Présenté en amont du NRF 2026, l’Universal Commerce Protocol (UCP) marque un tournant stratégique dans la manière dont Google se positionne sur la chaîne du commerce. Le protocole vise à permettre à des agents d’intelligence artificielle de gérer l’ensemble du parcours d’achat – recherche, comparaison, commande et paiement – sans que les enseignes aient à développer des intégrations spécifiques pour chaque nouvel agent ou interface. Le commerce n’est plus abordé comme une succession de pages et d’API propriétaires, mais comme une infrastructure logicielle interopérable, pensée pour des agents autonomes capables d’agir à la place du consommateur.
Co-développé avec des acteurs majeurs du retail international – Target, Walmart, Zalando, Sephora ou encore Carrefour –, l’UCP se présente comme un standard ouvert, conçu pour réduire les frictions techniques qui freinent aujourd’hui l’adoption du commerce piloté par l’IA. Pour les enseignes, l’enjeu est double : rendre leurs catalogues et capacités transactionnelles accessibles aux assistants IA, tout en évitant de se rendre dépendantes d’une nouvelle couche d’intermédiation contrôlée par les Big Tech.
Cette initiative intervient dans un contexte de mutation rapide des interfaces d’achat.

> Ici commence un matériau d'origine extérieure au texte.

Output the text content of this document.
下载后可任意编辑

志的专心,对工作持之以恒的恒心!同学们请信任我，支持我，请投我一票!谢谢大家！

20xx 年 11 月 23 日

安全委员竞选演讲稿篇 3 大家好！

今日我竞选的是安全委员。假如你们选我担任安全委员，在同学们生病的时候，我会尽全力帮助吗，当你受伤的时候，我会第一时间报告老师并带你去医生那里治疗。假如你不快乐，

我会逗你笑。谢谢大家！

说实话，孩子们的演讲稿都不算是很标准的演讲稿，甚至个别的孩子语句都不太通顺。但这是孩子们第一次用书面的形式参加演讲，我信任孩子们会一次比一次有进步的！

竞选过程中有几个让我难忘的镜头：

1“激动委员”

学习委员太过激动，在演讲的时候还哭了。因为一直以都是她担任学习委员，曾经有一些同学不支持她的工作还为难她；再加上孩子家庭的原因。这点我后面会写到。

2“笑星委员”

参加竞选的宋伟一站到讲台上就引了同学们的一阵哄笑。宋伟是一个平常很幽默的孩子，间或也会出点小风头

À mesure que les assistants IA deviennent capables d’agir – et non plus seulement de recommander –, la navigation classique « search, click, checkout » perd en centralité au profit de parcours transactionnels délégués. Google anticipe un basculement vers un modèle « ask and buy », où l’agent devient l’intermédiaire principal entre le consommateur et les marques. Dans ce scénario, le site e-commerce n’est plus le point d’entrée du commerce, mais une brique d’exécution dans une chaîne d’orchestration pilotée par l’IA.
Cette approche n’est pas isolée. OpenAI expérimente des parcours transactionnels intégrés à ses agents ; Amazon déploie des fonctionnalités IA autonomes sur Alexa+ capables de suivre les prix et d’acheter à la place de l’utilisateur ; Microsoft a lancé Copilot Checkout, qui permet de trouver, comparer et acheter sans quitter son interface. Mais Google se distingue par sa tentative de créer un standard transverse, inter-enseignes, qui pourrait reconfigurer durablement les équilibres de pouvoir dans le commerce numérique.
Pourquoi c’est intéressant ?
Le commerce piloté par IA ne se limite plus à de l’optimisation de l’expérience client mais devient un moteur transactionnel à part entière, une évolution dans laquelle il s’agit de préserver le contrôle des retailers sur les données et la relation avec leurs clients.